One particularly salient moment was at the tail end of Zauner’s trip to Vietnam with her father where, after a particularly bad argument, she runs into a nearby karaoke bar to drown out her sorrows. Another patron urges her to go up and sing, and she picks “Rainy Days and Mondays” by the Carpenters.

“Talking to myself and feeling old … Sometimes I’d like to quit, nothing ever seems to fit,” Zauner croons. As I listened to the song while finishing the chapter, I imagined the moment as the crescendo in a movie, where the swell of the song would signal to the audience that her life was just about to turn around.

In moments like these, I seemed to live through her grief and struggled unsuccessfully to hold back tears. I often had to set the book down to grab a tissue and cry and process what I had just read.

Don’t mistake the book for a depressing read though — Zauner’s story is just as moving in its succulence and triumphs.

The sections where she takes a microscope to her memories as a child at restaurants in Seoul and her discovery of Korean recipes through Youtuber Maangchi are delightful and meditative. Anyone who has nurtured a love for cooking knows the practice isn’t just about sustenance, but reflection and self love.

This is especially true for Zauner, as her turn to cooking is a reclamation of a Korean identity she had eschewed and became alienated from. In a virtual Q&A hosted by Book Larder and Now Serving, Zauner said cooking was the one thing that helped her lay claim to the parts of her culture she felt were slipping out of her grasp.

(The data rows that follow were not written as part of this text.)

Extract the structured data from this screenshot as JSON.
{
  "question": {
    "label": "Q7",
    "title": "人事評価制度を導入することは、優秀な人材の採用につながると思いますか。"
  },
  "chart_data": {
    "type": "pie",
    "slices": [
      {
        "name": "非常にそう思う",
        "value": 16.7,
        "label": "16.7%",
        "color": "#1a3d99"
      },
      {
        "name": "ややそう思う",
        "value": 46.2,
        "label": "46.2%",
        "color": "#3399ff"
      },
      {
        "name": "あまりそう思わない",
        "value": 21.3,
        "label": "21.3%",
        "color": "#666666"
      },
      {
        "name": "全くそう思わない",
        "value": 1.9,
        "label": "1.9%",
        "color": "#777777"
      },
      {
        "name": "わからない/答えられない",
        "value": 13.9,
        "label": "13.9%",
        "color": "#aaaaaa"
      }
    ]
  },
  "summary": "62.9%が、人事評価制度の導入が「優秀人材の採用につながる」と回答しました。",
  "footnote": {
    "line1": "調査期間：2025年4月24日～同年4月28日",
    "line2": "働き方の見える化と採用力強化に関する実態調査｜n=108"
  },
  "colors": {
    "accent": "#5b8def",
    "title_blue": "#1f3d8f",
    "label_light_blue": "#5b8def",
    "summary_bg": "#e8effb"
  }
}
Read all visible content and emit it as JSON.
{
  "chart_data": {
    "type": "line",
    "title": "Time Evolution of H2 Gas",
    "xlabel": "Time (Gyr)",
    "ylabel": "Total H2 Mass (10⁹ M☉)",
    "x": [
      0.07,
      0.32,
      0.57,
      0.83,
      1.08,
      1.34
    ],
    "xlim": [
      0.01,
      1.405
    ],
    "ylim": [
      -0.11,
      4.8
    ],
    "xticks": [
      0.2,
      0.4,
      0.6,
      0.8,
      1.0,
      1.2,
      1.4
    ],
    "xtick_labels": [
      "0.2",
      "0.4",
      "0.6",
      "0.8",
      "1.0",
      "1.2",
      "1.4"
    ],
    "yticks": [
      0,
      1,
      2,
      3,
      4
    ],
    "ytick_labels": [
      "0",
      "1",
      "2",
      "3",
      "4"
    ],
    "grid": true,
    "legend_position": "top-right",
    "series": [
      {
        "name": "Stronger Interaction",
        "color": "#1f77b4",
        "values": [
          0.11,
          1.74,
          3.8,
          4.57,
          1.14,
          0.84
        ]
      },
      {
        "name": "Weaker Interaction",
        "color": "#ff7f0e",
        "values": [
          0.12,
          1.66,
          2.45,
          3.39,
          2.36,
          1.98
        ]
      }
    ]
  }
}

“(Cooking is) like a ritual — I’m making something but in my mind I’m thinking of my mother, I’m thinking about the dishes I used to eat when I was a kid and I’m preserving her memory by putting work into something that reminds me of her … that’s what food has come to mean to me,” Zauner said.

This deep attachment to Korean food is clear in the painstaking care Zauner takes in describing the dishes she prepared. Images of painting spicy paste on cabbage, pinching dumpling skins and blending rice porridge with pine nuts are tangible and vivid. Moments like these captured my heart, and reminded me of my own solitary discovery of cooking in my early adulthood. 

All in all, Zauner’s memoir is a beautiful and humanistic catalog of what makes up a life and how we process lives that slip away too soon. My recommendation is to pick up a copy of “Crying in H Mart” and find your own revelations in cooking by starting a recipe you’ve been meaning to try. I think you’ll find it satisfying in more ways than one.